Patrick Feehan, an Irish native and the former bishop of Nashville who heroically had shepherded that Civil War-ravaged city in the Reconstruction era, was our first Archbishop when he was installed at Holy Name Cathedral on November 28, 1880. Feehan founded a record 140 Chicago parishes, 62 of ethnic character. He opened the doors of Chicago’s first black Catholic parish to Father Augustine Tolten, our first black priest. He founded Feehanville (later re-named Maryville), a home for needy children. Among the American bishops attending the Third Council of Baltimore, he helped write The Baltimore Catechism, for decades the prime textbook of Catholic religious education. Tension marked the last years of Feehan’s episcopacy as Irish-born clergy opposed the appointment of Bishop Peter Muldoon, an American-born Irish priest as the Archdiocese’s second Auxiliary Bishop. Father Patrick Crowley led a protest into Holy Name Cathedral itself during a Mass that was to have been celebrated by the Archbishop. Father Crowley eventually was excommunicated for his insubordination.

James Edward Quigley was installed at Holy Name on March 10, 1903, as Chicago’s second Archbishop. A Canadian native and former bishop of Buffalo, Quigley helped to establish the Catholic Extension Society which continues to serve the Church in rural, sparsely populated, remote, and even distinctively non-Catholic sections of the USA. He opened 97 parishes, 58 of them with ethnic flavors that welcomed Chicago’s early 20th century immigrants. Most importantly, Quigley founded Chicago’s modern seminary system when he began the Cathedral College of the Sacred Heart, a commuter high school that once stood diagonally across the street from today’s Cathedral rectory. Several incarnations of the high school seminary later bore Quigley’s name. Although St. Joseph College Seminary at Loyola University and the major Seminary in Mundelein continue to give witness to Quigley’s vision of a locally formed and educated clergy, the high school seminary finally closed its doors quietly just last month.

Archbishop Quigley died on July 10, 1915 – 92 years ago this Tuesday. Archbishop Feehan died on July 12, 1902 – 105 years ago Thursday. Both were buried from the Cathedral from which they had governed, the same Cathedral in which you prayed today. Remember Archbishops Feehan and Quigley in your prayers this week.

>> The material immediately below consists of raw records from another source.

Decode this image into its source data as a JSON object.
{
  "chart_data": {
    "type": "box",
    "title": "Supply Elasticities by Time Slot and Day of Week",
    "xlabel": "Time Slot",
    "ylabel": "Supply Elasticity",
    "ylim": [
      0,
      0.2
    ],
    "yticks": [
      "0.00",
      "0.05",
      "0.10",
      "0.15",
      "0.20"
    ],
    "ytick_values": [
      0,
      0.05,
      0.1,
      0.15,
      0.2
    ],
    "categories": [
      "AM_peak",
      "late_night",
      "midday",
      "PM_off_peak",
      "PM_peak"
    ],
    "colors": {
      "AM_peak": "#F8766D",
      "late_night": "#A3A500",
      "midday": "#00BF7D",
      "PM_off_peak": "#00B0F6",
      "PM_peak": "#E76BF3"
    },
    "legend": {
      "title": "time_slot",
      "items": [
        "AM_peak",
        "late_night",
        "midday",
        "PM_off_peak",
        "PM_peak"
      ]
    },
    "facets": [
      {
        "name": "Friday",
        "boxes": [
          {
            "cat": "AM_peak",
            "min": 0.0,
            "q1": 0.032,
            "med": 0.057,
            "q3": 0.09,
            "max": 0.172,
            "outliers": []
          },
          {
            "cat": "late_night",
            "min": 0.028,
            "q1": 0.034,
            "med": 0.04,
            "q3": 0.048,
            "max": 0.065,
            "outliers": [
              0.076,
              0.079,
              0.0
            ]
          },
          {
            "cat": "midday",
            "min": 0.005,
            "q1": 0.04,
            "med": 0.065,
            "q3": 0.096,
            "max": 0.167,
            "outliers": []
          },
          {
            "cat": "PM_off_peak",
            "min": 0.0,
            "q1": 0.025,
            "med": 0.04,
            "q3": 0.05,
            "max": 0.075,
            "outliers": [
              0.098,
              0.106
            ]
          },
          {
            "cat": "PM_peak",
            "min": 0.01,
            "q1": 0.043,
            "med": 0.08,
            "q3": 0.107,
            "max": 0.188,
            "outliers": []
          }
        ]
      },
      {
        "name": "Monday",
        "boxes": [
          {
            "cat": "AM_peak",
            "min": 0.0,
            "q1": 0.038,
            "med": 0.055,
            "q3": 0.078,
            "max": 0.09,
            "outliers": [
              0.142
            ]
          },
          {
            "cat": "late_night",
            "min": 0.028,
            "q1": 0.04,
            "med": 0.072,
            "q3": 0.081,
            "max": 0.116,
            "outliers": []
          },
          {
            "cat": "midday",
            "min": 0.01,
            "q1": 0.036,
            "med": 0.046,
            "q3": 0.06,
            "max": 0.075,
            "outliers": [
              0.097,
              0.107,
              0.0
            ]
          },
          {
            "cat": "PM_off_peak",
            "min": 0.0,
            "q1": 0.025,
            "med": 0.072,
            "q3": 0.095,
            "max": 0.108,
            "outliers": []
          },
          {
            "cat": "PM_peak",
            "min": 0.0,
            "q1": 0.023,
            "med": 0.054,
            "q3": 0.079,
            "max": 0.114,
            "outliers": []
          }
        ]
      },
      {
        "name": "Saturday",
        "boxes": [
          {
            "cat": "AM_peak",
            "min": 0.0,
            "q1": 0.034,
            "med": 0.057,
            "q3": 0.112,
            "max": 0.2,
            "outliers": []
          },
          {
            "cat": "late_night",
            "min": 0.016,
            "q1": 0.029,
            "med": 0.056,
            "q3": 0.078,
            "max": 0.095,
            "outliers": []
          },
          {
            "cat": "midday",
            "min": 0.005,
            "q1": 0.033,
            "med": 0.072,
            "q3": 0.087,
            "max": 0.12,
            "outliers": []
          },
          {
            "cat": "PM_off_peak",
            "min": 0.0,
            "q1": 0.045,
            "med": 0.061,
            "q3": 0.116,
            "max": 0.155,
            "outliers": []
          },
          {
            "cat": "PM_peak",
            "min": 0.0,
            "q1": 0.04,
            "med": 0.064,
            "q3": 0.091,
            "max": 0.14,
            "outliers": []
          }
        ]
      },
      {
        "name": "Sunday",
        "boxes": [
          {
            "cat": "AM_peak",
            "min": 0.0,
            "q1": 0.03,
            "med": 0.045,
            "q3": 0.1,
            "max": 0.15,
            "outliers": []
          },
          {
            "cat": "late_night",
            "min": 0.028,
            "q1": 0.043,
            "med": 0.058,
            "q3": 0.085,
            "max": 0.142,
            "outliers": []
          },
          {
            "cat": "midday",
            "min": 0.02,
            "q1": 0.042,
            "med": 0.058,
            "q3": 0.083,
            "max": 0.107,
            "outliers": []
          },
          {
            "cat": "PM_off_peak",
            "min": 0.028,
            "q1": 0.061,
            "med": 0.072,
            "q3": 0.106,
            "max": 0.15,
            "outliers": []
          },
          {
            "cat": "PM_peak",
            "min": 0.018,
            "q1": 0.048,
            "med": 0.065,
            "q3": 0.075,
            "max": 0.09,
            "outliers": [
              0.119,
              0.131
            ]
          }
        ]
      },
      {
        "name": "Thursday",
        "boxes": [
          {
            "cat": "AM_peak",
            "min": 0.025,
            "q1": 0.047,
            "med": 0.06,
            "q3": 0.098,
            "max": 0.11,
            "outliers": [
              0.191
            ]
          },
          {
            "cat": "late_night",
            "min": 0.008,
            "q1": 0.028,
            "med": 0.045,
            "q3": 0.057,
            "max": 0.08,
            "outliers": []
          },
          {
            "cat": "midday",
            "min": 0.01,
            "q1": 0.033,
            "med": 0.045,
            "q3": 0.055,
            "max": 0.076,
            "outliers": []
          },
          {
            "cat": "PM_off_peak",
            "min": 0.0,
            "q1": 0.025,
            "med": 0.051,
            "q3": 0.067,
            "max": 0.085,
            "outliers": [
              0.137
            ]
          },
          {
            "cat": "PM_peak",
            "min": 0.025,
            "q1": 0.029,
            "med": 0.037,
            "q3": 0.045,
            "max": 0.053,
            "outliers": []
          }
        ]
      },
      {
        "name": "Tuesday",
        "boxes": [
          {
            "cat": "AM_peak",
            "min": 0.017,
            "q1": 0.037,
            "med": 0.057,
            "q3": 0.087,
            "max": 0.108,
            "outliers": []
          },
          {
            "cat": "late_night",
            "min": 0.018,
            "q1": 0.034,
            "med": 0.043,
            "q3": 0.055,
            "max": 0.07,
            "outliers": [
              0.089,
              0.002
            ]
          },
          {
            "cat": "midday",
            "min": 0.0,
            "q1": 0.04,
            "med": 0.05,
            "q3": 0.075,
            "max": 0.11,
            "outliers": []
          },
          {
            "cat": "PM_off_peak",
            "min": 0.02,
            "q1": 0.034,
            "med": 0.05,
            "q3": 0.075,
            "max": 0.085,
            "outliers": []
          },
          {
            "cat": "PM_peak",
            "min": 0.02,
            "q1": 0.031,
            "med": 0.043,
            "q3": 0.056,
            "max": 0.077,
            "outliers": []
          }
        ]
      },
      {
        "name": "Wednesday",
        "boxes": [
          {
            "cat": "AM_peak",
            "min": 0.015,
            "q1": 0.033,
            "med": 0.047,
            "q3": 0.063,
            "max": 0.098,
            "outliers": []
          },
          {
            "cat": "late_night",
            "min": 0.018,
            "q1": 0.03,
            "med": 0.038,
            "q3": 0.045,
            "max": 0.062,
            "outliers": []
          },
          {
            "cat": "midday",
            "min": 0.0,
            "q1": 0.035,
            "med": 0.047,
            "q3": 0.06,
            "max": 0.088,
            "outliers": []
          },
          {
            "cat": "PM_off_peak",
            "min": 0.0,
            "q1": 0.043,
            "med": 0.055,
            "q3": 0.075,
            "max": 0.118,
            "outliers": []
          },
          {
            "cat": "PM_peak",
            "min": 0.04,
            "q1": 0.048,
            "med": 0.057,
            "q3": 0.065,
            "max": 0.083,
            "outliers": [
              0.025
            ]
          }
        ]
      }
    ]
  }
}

(Ya gotta love how Dan gets the Quigley Seminary tribute in there!)

Yes, you are semi-correct.

The Cardinal Camerlengo is the official administrator of the Roman Church during the period of sedevacancy. It is he who is also responsible for much of the official ceremonial. He is the public face of the diocese of Rome until the new pope is announced and the one under whose name such coins and stamps can be issued.

However, he is not automaticaaly the head of the General Congregation of the Cardinals. He is outranked by the Cardinal Dean and SubDean, unless he happens to hold this position, also. If, however, both Dean and Subdean are beyond the voting age of 80, then the college elects from it’s members one to serve as President of the General Council.

How long does it take sedevacanists to determine that sedevacancy continues to be a fact after the election of a new pope?

What does he have to do for them to pronounce that he is not a real pope?

These questions were just rhetorical–but they do show the ridiculousness and falsity of people who will not submit to the Bishop of Rome.

In short, the Cardinal-Dean runs the election (if able and/or under 80) of the new pope, whilst the Camerlengo runs the day to day of the Vatican.